I couldn’t let it go. I was an architecture major, and the placement of the door simply made no sense at all. If my measurements were correct (I had spent some time carefully pacing off the distances) then the door would actually open into the downstairs bathrooms. There was no sign of it, nor of any work that had been done to seal it off from the inside. That was enough of a mystery to keep me going and I spent a lot of time in the basement of the library and city hall looking over blueprints.

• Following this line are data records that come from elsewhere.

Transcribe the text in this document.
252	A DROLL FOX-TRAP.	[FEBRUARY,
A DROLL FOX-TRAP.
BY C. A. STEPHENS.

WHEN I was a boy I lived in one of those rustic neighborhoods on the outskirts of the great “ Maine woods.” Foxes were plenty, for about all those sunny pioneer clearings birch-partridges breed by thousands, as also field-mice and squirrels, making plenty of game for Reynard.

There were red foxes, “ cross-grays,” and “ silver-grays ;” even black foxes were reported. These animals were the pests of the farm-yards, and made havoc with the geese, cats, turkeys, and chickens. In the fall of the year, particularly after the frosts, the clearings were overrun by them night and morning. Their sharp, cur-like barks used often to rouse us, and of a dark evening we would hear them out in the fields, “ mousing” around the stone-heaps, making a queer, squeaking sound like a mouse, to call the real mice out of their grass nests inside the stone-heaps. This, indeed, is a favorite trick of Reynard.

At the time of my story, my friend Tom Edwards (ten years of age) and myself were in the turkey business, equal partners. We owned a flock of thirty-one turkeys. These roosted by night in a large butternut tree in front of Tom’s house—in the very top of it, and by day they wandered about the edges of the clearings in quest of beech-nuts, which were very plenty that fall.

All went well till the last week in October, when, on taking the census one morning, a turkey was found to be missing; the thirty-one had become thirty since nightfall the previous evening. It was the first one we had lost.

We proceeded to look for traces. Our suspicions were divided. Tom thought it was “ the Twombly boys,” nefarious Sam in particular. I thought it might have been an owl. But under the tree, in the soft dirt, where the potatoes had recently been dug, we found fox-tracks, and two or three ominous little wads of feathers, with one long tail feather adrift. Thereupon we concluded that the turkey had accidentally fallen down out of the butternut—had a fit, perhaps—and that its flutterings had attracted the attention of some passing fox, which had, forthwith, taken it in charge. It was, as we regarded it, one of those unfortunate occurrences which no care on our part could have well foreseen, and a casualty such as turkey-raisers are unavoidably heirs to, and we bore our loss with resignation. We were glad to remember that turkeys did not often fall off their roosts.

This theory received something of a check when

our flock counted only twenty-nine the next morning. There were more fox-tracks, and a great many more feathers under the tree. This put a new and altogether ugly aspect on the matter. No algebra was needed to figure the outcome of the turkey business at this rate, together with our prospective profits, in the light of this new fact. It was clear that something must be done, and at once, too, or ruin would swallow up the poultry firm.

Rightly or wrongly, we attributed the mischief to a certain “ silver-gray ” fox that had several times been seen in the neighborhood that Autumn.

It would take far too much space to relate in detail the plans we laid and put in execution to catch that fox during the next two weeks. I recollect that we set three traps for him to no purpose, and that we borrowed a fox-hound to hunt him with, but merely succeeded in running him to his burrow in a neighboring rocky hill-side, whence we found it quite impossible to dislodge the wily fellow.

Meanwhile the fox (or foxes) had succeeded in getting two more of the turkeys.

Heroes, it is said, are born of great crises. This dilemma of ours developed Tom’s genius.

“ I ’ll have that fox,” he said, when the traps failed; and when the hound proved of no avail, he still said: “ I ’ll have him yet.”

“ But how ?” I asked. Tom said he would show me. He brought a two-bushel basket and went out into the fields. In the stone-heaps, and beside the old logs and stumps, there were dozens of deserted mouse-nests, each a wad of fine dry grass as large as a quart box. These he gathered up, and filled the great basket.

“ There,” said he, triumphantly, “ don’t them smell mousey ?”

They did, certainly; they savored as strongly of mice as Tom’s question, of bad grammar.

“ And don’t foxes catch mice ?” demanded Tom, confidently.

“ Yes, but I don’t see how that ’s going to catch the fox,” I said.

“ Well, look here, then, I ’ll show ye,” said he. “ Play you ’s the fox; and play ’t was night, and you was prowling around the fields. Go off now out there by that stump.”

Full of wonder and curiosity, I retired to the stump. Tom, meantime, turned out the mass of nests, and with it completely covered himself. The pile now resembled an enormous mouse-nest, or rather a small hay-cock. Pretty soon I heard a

The door wasn’t mentioned on any of them. That wasn’t the only strange thing about the Yarl, though. The rest of the university had been laid out according to a strict pattern and Yarl’s Hall violated it on several points. It offended my sensibilities to see it, placed too close to its neighbor and tilted out of the pattern.
The newspaper archives weren’t much better. There were stories dealing with Yarl’s Hall, but only a few of them drew any attention to the Eros door (as I was coming to think of it). Those were lurid stories, several involving suicides found at the foot of the door. There were more that showed the remains of rituals and sacrifices recovered by the police.
My next step was to find any officials who might have been involved with the building project. Unfortunately, the Yarl had stood for a little over fifty years and most of the people who’d helped bring it about were dead. My grades started to slip a little as the obsession to understand the door grew within me.